The "install" icon on the desktop doesn't do what you might think. It actually starts up the Puppy Package Manager. I think perhaps this should be renamed.
The actual installer is found in this menu. The first screen asks you about partitions. If it can't find any you have the option of using GParted to make them. Once that's done the installer continues.
I chose the "full" install as I wasn't hurting for space. A "please wait" dialog popped up. I was then asked where I wanted the bootloader. When I finished the installer and shut down Puppy, I got an interesting dialog asking me if I wanted to save my preferences. I didn't, but I've never seen a LiveCD do this before.
My first reboot brought me to this boot screen. That's where the trouble started. I chose the first option. This brought me to a black screen. There was no indication of anything happening.
I decided to play around with the GRUB settings and see if perhaps it was a video issue. I removed the "vga=773" line and tried again. That seemed to be the problem. Note to self, next time don't choose the fancy framebuffer boot option for GRUB.

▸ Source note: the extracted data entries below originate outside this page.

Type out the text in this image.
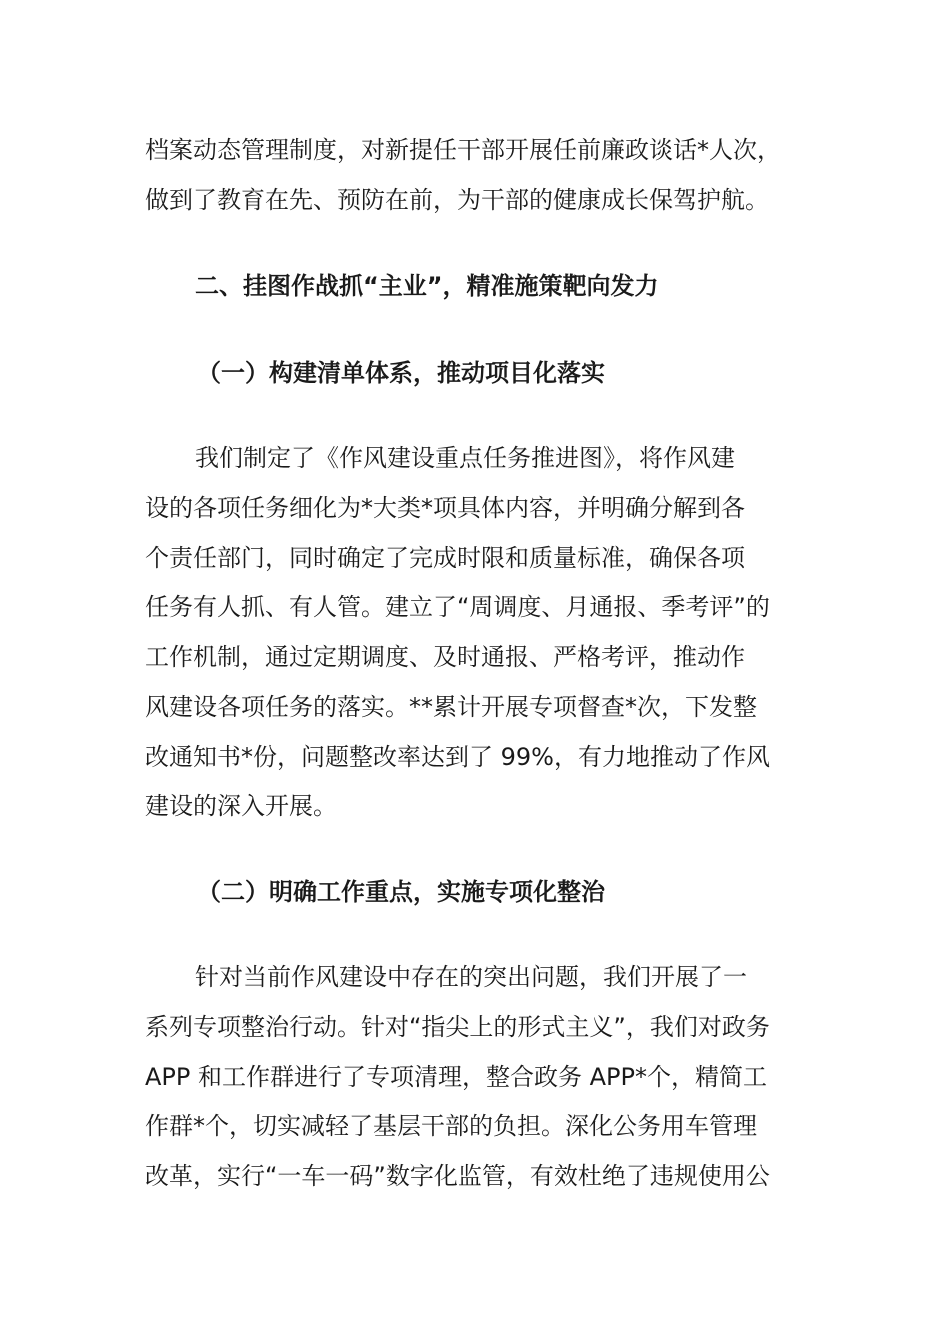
档案动态管理制度，对新提任干部开展任前廉政谈话*人次，
做到了教育在先、预防在前，为干部的健康成长保驾护航。
二、挂图作战抓“主业”，精准施策靶向发力
（一）构建清单体系，推动项目化落实
我们制定了《作风建设重点任务推进图》，将作风建
设的各项任务细化为*大类*项具体内容，并明确分解到各
个责任部门，同时确定了完成时限和质量标准，确保各项
任务有人抓、有人管。建立了“周调度、月通报、季考评”的
工作机制，通过定期调度、及时通报、严格考评，推动作
风建设各项任务的落实。**累计开展专项督查*次，下发整
改通知书*份，问题整改率达到了 99%，有力地推动了作风
建设的深入开展。
（二）明确工作重点，实施专项化整治
针对当前作风建设中存在的突出问题，我们开展了一
系列专项整治行动。针对“指尖上的形式主义”，我们对政务
APP 和工作群进行了专项清理，整合政务 APP*个，精简工
作群*个，切实减轻了基层干部的负担。深化公务用车管理
改革，实行“一车一码”数字化监管，有效杜绝了违规使用公
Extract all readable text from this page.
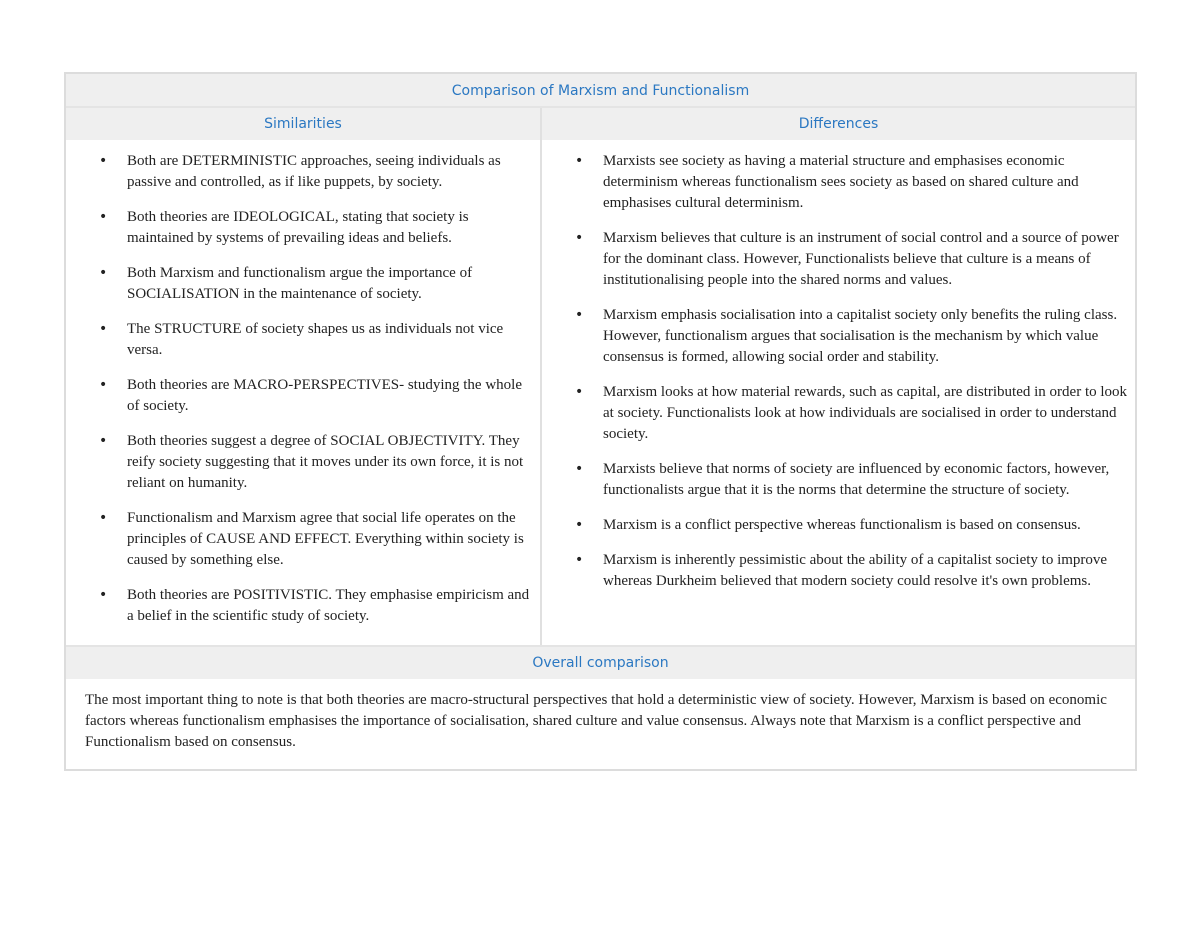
Comparison of Marxism and Functionalism
Similarities
• Both are DETERMINISTIC approaches, seeing individuals as passive and controlled, as if like puppets, by society.
• Both theories are IDEOLOGICAL, stating that society is maintained by systems of prevailing ideas and beliefs.
• Both Marxism and functionalism argue the importance of SOCIALISATION in the maintenance of society.
• The STRUCTURE of society shapes us as individuals not vice versa.
• Both theories are MACRO-PERSPECTIVES- studying the whole of society.
• Both theories suggest a degree of SOCIAL OBJECTIVITY. They reify society suggesting that it moves under its own force, it is not reliant on humanity.
• Functionalism and Marxism agree that social life operates on the principles of CAUSE AND EFFECT. Everything within society is caused by something else.
• Both theories are POSITIVISTIC. They emphasise empiricism and a belief in the scientific study of society.
Differences
• Marxists see society as having a material structure and emphasises economic determinism whereas functionalism sees society as based on shared culture and emphasises cultural determinism.
• Marxism believes that culture is an instrument of social control and a source of power for the dominant class. However, Functionalists believe that culture is a means of institutionalising people into the shared norms and values.
• Marxism emphasis socialisation into a capitalist society only benefits the ruling class. However, functionalism argues that socialisation is the mechanism by which value consensus is formed, allowing social order and stability.
• Marxism looks at how material rewards, such as capital, are distributed in order to look at society. Functionalists look at how individuals are socialised in order to understand society.
• Marxists believe that norms of society are influenced by economic factors, however, functionalists argue that it is the norms that determine the structure of society.
• Marxism is a conflict perspective whereas functionalism is based on consensus.
• Marxism is inherently pessimistic about the ability of a capitalist society to improve whereas Durkheim believed that modern society could resolve it's own problems.
Overall comparison
The most important thing to note is that both theories are macro-structural perspectives that hold a deterministic view of society. However, Marxism is based on economic factors whereas functionalism emphasises the importance of socialisation, shared culture and value consensus. Always note that Marxism is a conflict perspective and Functionalism based on consensus.
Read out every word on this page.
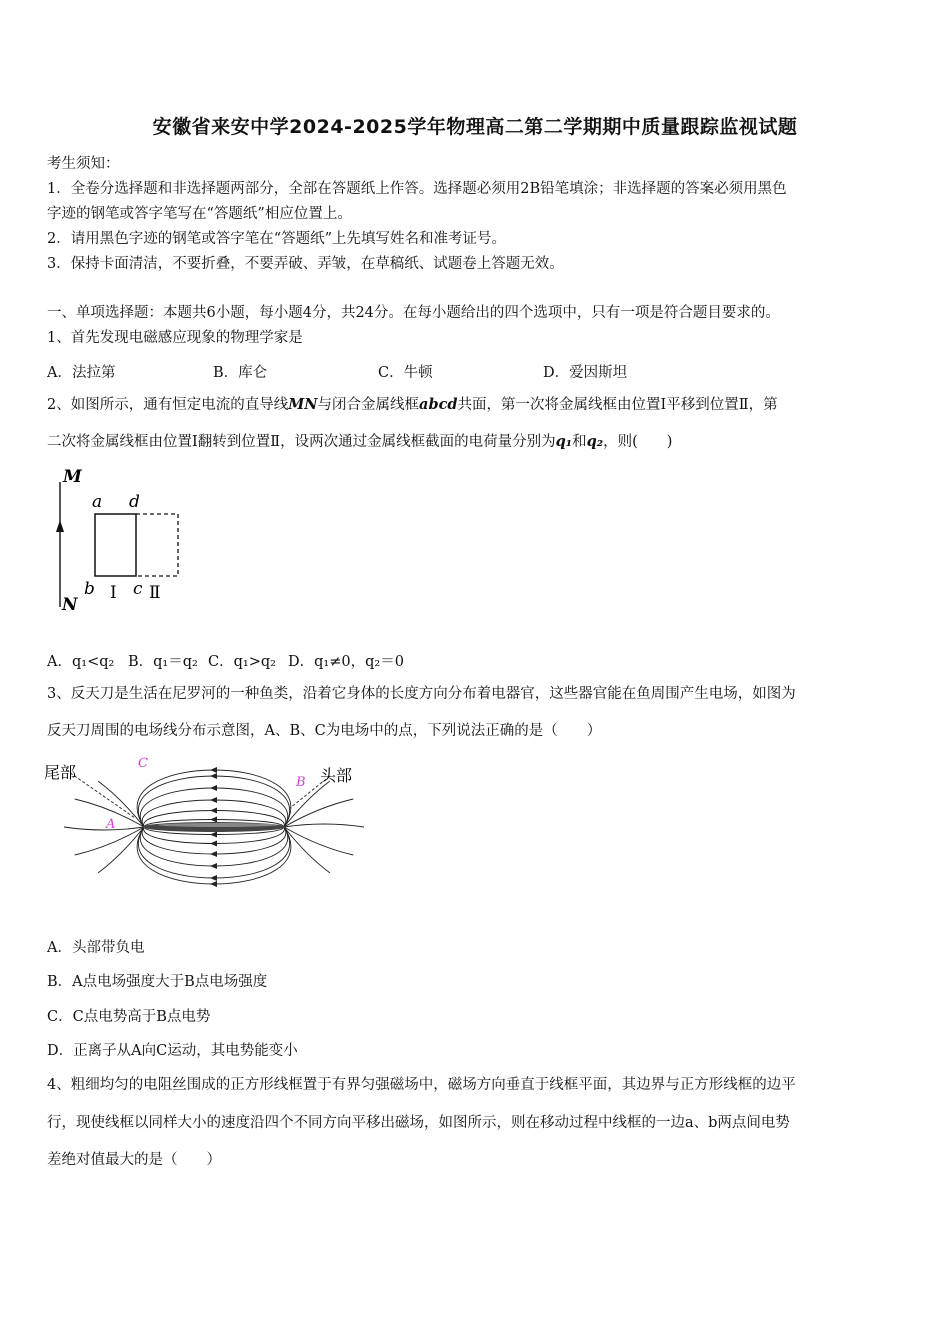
安徽省来安中学2024-2025学年物理高二第二学期期中质量跟踪监视试题
考生须知：
1．全卷分选择题和非选择题两部分，全部在答题纸上作答。选择题必须用2B铅笔填涂；非选择题的答案必须用黑色
字迹的钢笔或答字笔写在“答题纸”相应位置上。
2．请用黑色字迹的钢笔或答字笔在“答题纸”上先填写姓名和准考证号。
3．保持卡面清洁，不要折叠，不要弄破、弄皱，在草稿纸、试题卷上答题无效。
一、单项选择题：本题共6小题，每小题4分，共24分。在每小题给出的四个选项中，只有一项是符合题目要求的。
1、首先发现电磁感应现象的物理学家是
A．法拉第	B．库仑	C．牛顿	D．爱因斯坦
2、如图所示，通有恒定电流的直导线MN与闭合金属线框abcd共面，第一次将金属线框由位置Ⅰ平移到位置Ⅱ，第
二次将金属线框由位置Ⅰ翻转到位置Ⅱ，设两次通过金属线框截面的电荷量分别为q₁和q₂，则(　　)
M
N
a d
b Ⅰ c Ⅱ
A．q₁<q₂ B．q₁＝q₂ C．q₁>q₂ D．q₁≠0，q₂＝0
3、反天刀是生活在尼罗河的一种鱼类，沿着它身体的长度方向分布着电器官，这些器官能在鱼周围产生电场，如图为
反天刀周围的电场线分布示意图，A、B、C为电场中的点，下列说法正确的是（　　）
尾部	头部
A
B
C
A．头部带负电
B．A点电场强度大于B点电场强度
C．C点电势高于B点电势
D．正离子从A向C运动，其电势能变小
4、粗细均匀的电阻丝围成的正方形线框置于有界匀强磁场中，磁场方向垂直于线框平面，其边界与正方形线框的边平
行，现使线框以同样大小的速度沿四个不同方向平移出磁场，如图所示，则在移动过程中线框的一边a、b两点间电势
差绝对值最大的是（　　）
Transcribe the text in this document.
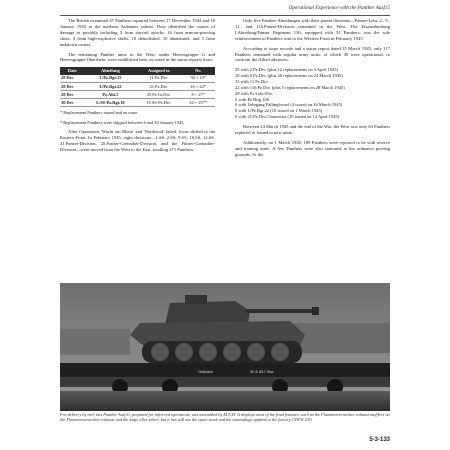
Operational Experience with the Panther Ausf.G

The British examined 47 Panthers captured between 17 December 1944 and 16 January 1945 in the northern Ardennes salient. They identified the causes of damage as possibly including 3 from aircraft attacks, 16 from armour-piercing shots, 3 from high-explosive shells, 10 demolished, 10 abandoned, and 5 from unknown causes.

The remaining Panther units in the West, under Heeresgruppe G and Heeresgruppe Oberrhein, were established here, as noted in the status reports from:

Date	Abteilung	Assigned to	Nr.
28 Dec	I./Pz.Rgt.15	11.Pz.Div.	58 + 10*
28 Dec	I./Pz.Rgt.22	21.Pz.Div.	16 + 22*
28 Dec	Pz.Abt.5	25.Pz.Gr.Div.	8 + 27*
30 Dec	I./SS-Pz.Rgt.10	10.SS-Pz.Div.	34 + 25**
* Replacement Panthers issued and en route.

* Replacement Panthers were shipped between 6 and 10 January 1945.

After Operations 'Wacht am Rhein' and 'Nordwind' failed, focus shifted to the Eastern Front. In February 1945, eight divisions—1.SS, 2.SS, 9.SS, 10.SS, 12.SS, 21.Panzer-Division, 25.Panzer-Grenadier-Division, and the Führer-Grenadier-Division—were moved from the West to the East, totalling 271 Panthers.

Only five Panther-Abteilungen with their parent divisions—Panzer-Lehr, 2., 9., 11., and 116.Panzer-Division—remained in the West. The Ersatzabteilung I.Abteilung/Panzer Regiment 130, equipped with 31 Panthers, was the sole reinforcement of Panthers sent to the Western Front in February 1945.

According to issue records and a status report dated 15 March 1945, only 117 Panthers remained with regular army units, of which 49 were operational, to confront the Allied advances.

35 with 2.Pz.Div. (plus 12 replacements on 3 April 1945)
18 with 9.Pz.Div. (plus 20 replacements on 24 March 1945)
33 with 11.Pz.Div.
22 with 116.Pz.Div. (plus 5 replacements on 28 March 1945)
29 with Pz.Lehr-Div.
5 with Pz.Brig.106
0 with Lehrgang Fallingbostel (4 issued on 16 March 1945)
0 with I./Pz.Rgt.22 (10 issued on 1 March 1945)
0 with 25.Pz.Div.Clausewitz (10 issued on 14 April 1945)

Between 24 March 1945 and the end of the War, the West saw only 63 Panthers replaced or issued to new units.

Additionally, on 1 March 1945, 189 Panthers were reported to be with reserve and training units. A few Panthers were also stationed at the ordnance proving grounds. At the

Ostbahn	30 6 857 Stw
For delivery by rail, this Panther Ausf.G, prepared for infra-red operations, was assembled by M.N.H. It displays most of the final features, such as the Flammenvernichter exhaust mufflers on the Flammenvernichter exhaust and the large idler wheel, but it has still not the spare track and the camouflage applied at the factory. (NWW 2/0)
5-3-133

I thought I was fine, until the boot messages froze. I decided to do the rest of this rant from the LiveCD.
Software Selection:
Java and GCC were not installed, but much like DSL Linux I wasn't very surprised. A program called mtPaint replaced GIMP. AbiWord was the word processor of choice.
GAIM was installed as well, which is interesting. It must have been an older version from before the name changed to Pidgin. Mozilla Seamonkey was the default web browser. It reminded me of Netscape Navigator 4.
The game selection wasn't as extensive as DSL, but offered an interesting variety. There was a Frozen-Bubble like game called "Bubbles", a Bejeweled clone called "Gem Game", a game called "GTKFish" that I couldn't figure out, a 3D Rubix Cube, and a Minesweeper game.
Conclusion:
Puppy is a nice compromise of tiny and feature-rich. If only it would install properly on my test machine, I wouldn't have to dock it a penguin. As a LiveCD it's not bad, but its small size shows.
Much like similar micro-distros their very nature makes them hard for me to use as a regular desktop, and Puppy is no exception. Although it has a few more bells than Damn Small Linux, I still can't use it for anything other than LiveCD recovery tasks.